A few years later, labs at Yale and a few others in the world developed PET measurements of synaptic density, a crucial component of Hyder and team’s Brain Energy Atlas. Further, they teamed up with researchers in Denmark to conduct quantitative measurements of glucose oxidation in the brain.

With these very large sets of data, they can now look into the origin of the brain’s metabolic variations. Besides shedding light on longstanding questions about the human brain, the project may lead to better and more individualized treatment of brain diseases. For example, Hyder said, if a brain lesion suggests that it could be caused by either neurodegeneration or by gliosis, typical medical imaging won’t determine the origin.

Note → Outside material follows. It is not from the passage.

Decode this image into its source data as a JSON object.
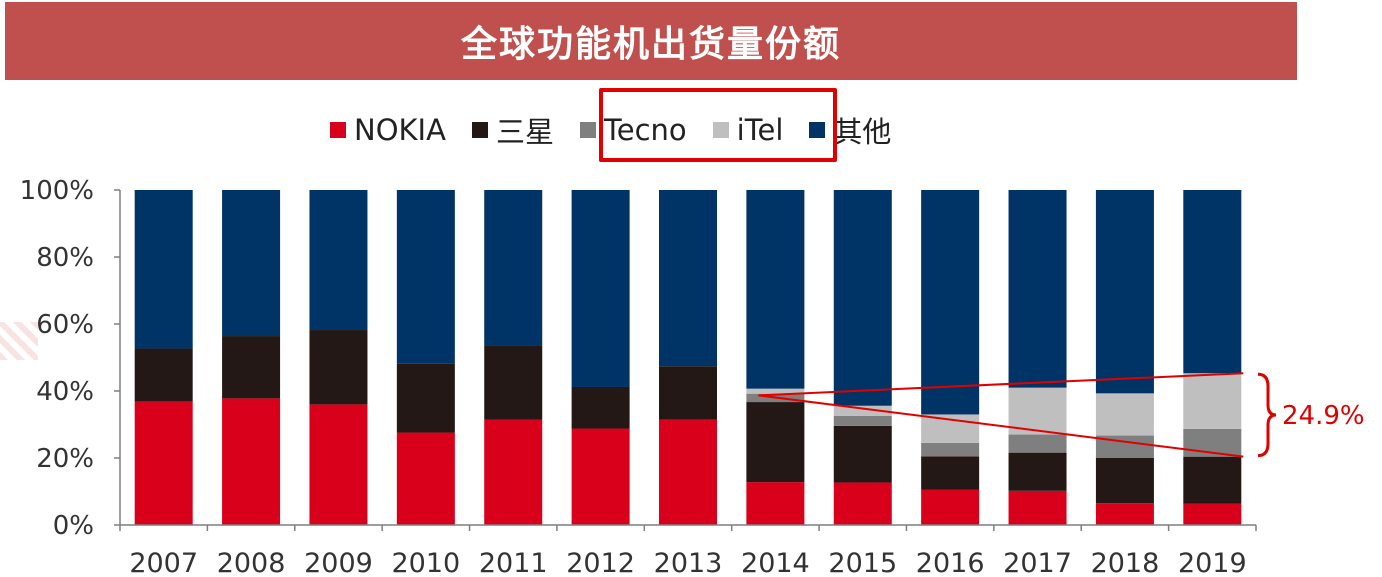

“But using our budgets, we can ask ‘What if this lesion was purely due to neuronal degeneration?’ We can test that to give us a more cell-specific idea of the origin of these metabolic dysfunctions.”

Armed with that knowledge, doctors can then determine the best course of therapy.

The brain is a complicated and mysterious organ, and Hyder acknowledges that there’s a lot more to learn about how it works. He hopes that the Brain Energy Atlas will be more widely adopted within the field and used for new studies that will shed more light on brain energetics.

“This field of energy budgets of cells has been a very small subfield in neuroscience, but the true meaning and the true purpose of that field really has been a question mark,” he said. “Other steps will have to follow, but this study is that one first step.”